Soru bilmediğim yerden geldi. Kilitlediği yerden. Cevapsızlığa mahkûm ettiği yerden. Çiğdem neden hapishanede? Bu sorunun yanıtını bir türlü bulamadım/k. Aynı Osman Kavala, Can Atalay, Mine Özerden, Tayfun Kahraman için bulamadığım/ız gibi… Benim arkadaşımı kim suçladı? Benim kız kardeşimi kim yargıladı? Pardon, Çiğdem yargılandı mı? Tüm bu insanlar ne ile suçladılar? Çekilmemiş bir film? Katılmadığı halde ve hatta o tarihlerde İstanbul’da bile değilken katıldığı iddia edilen bir toplantı mı? Mesnetsiz, delilsiz iddialar mı? Yıllarca süren duruşmalar… Ve Çiğdem her duruşmada o salondaydı. Almanya’dan duruşmaya katılmak için geldi. Çünkü biliyor/uz, suçlu değil.

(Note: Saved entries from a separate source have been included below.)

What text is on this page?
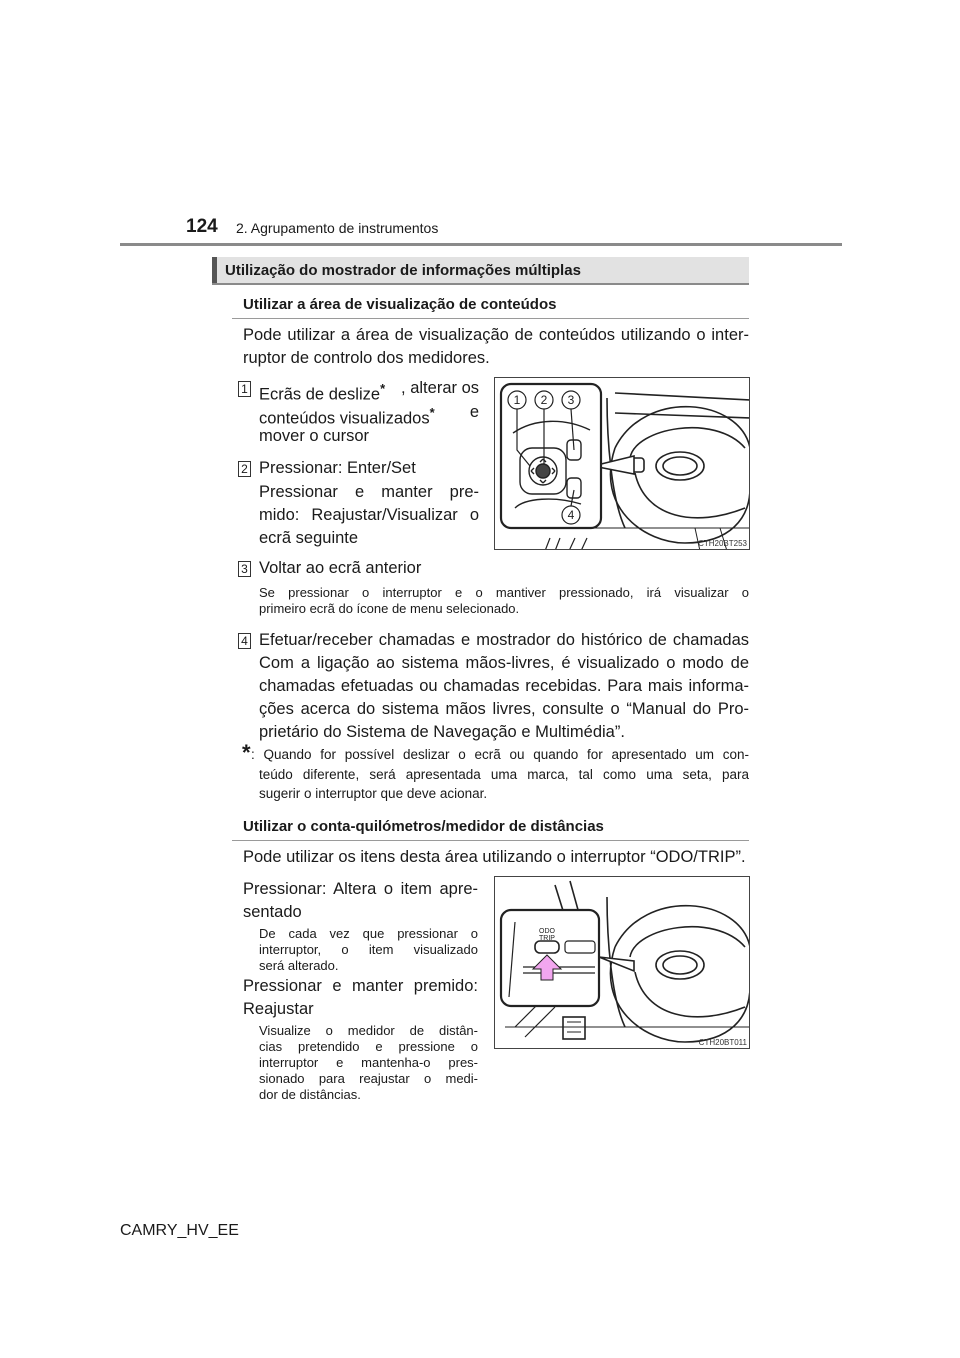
124 2. Agrupamento de instrumentos
Utilização do mostrador de informações múltiplas
Utilizar a área de visualização de conteúdos
Pode utilizar a área de visualização de conteúdos utilizando o inter-
ruptor de controlo dos medidores.
1 Ecrãs de deslize* , alterar os
conteúdos visualizados* e
mover o cursor
2 Pressionar: Enter/Set
Pressionar e manter pre-
mido: Reajustar/Visualizar o
ecrã seguinte
1 2 3
4
CTH20BT253
3 Voltar ao ecrã anterior
Se pressionar o interruptor e o mantiver pressionado, irá visualizar o
primeiro ecrã do ícone de menu selecionado.
4 Efetuar/receber chamadas e mostrador do histórico de chamadas
Com a ligação ao sistema mãos-livres, é visualizado o modo de
chamadas efetuadas ou chamadas recebidas. Para mais informa-
ções acerca do sistema mãos livres, consulte o “Manual do Pro-
prietário do Sistema de Navegação e Multimédia”.
* : Quando for possível deslizar o ecrã ou quando for apresentado um con-
teúdo diferente, será apresentada uma marca, tal como uma seta, para
sugerir o interruptor que deve acionar.
Utilizar o conta-quilómetros/medidor de distâncias
Pode utilizar os itens desta área utilizando o interruptor “ODO/TRIP”.
Pressionar: Altera o item apre-
sentado
De cada vez que pressionar o
interruptor, o item visualizado
será alterado.
Pressionar e manter premido:
Reajustar
Visualize o medidor de distân-
cias pretendido e pressione o
interruptor e mantenha-o pres-
sionado para reajustar o medi-
dor de distâncias.
ODO
TRIP
CTH20BT011
CAMRY_HV_EE
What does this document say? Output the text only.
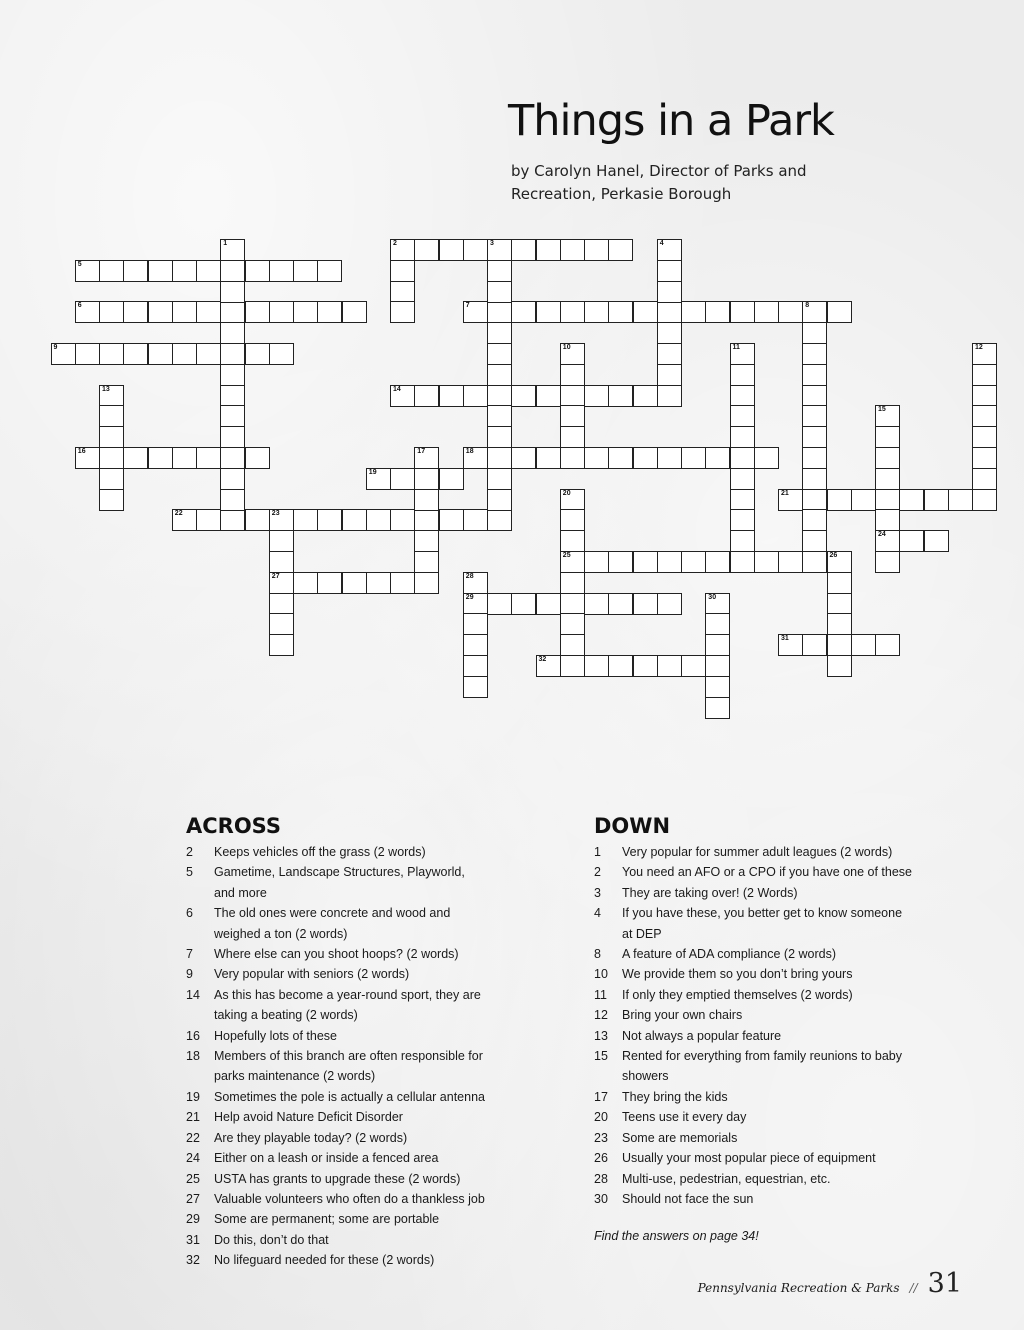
Things in a Park

by Carolyn Hanel, Director of Parks and Recreation, Perkasie Borough

2	3
5
6	7	8
9
14
16	18
19
21
22	23
24
25	26
27
29
31
32
1	4
10	11	12
13
15
17
20
28
30
ACROSS
2	Keeps vehicles off the grass (2 words)
5	Gametime, Landscape Structures, Playworld, and more
6	The old ones were concrete and wood and weighed a ton (2 words)
7	Where else can you shoot hoops? (2 words)
9	Very popular with seniors (2 words)
14	As this has become a year-round sport, they are taking a beating (2 words)
16	Hopefully lots of these
18	Members of this branch are often responsible for parks maintenance (2 words)
19	Sometimes the pole is actually a cellular antenna
21	Help avoid Nature Deficit Disorder
22	Are they playable today? (2 words)
24	Either on a leash or inside a fenced area
25	USTA has grants to upgrade these (2 words)
27	Valuable volunteers who often do a thankless job
29	Some are permanent; some are portable
31	Do this, don’t do that
32	No lifeguard needed for these (2 words)
DOWN
1	Very popular for summer adult leagues (2 words)
2	You need an AFO or a CPO if you have one of these
3	They are taking over! (2 Words)
4	If you have these, you better get to know someone at DEP
8	A feature of ADA compliance (2 words)
10	We provide them so you don’t bring yours
11	If only they emptied themselves (2 words)
12	Bring your own chairs
13	Not always a popular feature
15	Rented for everything from family reunions to baby showers
17	They bring the kids
20	Teens use it every day
23	Some are memorials
26	Usually your most popular piece of equipment
28	Multi-use, pedestrian, equestrian, etc.
30	Should not face the sun
Find the answers on page 34!
Pennsylvania Recreation & Parks // 31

Ama bu soruların yanıtını biz veremiyoruz. Çünkü zaten verilebilecek bir yanıt yok.
Peki, neden bu kadar nefret ediyorlar bizden? Yaşam hakkı dediğimiz için mi? Eşitlik dediğimiz için mi? Kent hakkı dediğimiz için mi? O kent herkes için erişilebilir olsun dediğimiz için mi? Kadınlar da erkekler kadar bu haklara sahiptir dediğimiz için mi? Bu kadim toprakların tüm tarihi, tüm dokuları bilinmeli, unutulmamalı dediğimiz için mi? Siz hiç Mardin’in utangaç denizini gördünüz mü? Ya da Sur’da kollarınızı duvarların arasında açtınız mı? Hiç bir Sur çocuğu ile tanıştınız mı? Zigana’dan yukarı çıkıp, yıldızlara dokundunuz mu? Peki ya siz hiç İstanbul’a baktınız mı? Sesine kulak verdiniz mi hiç? Baktığınızda ne gördünüz? Biz o parktan, bir kente baktık. Bakarken de yaşayan bir ruh gördük.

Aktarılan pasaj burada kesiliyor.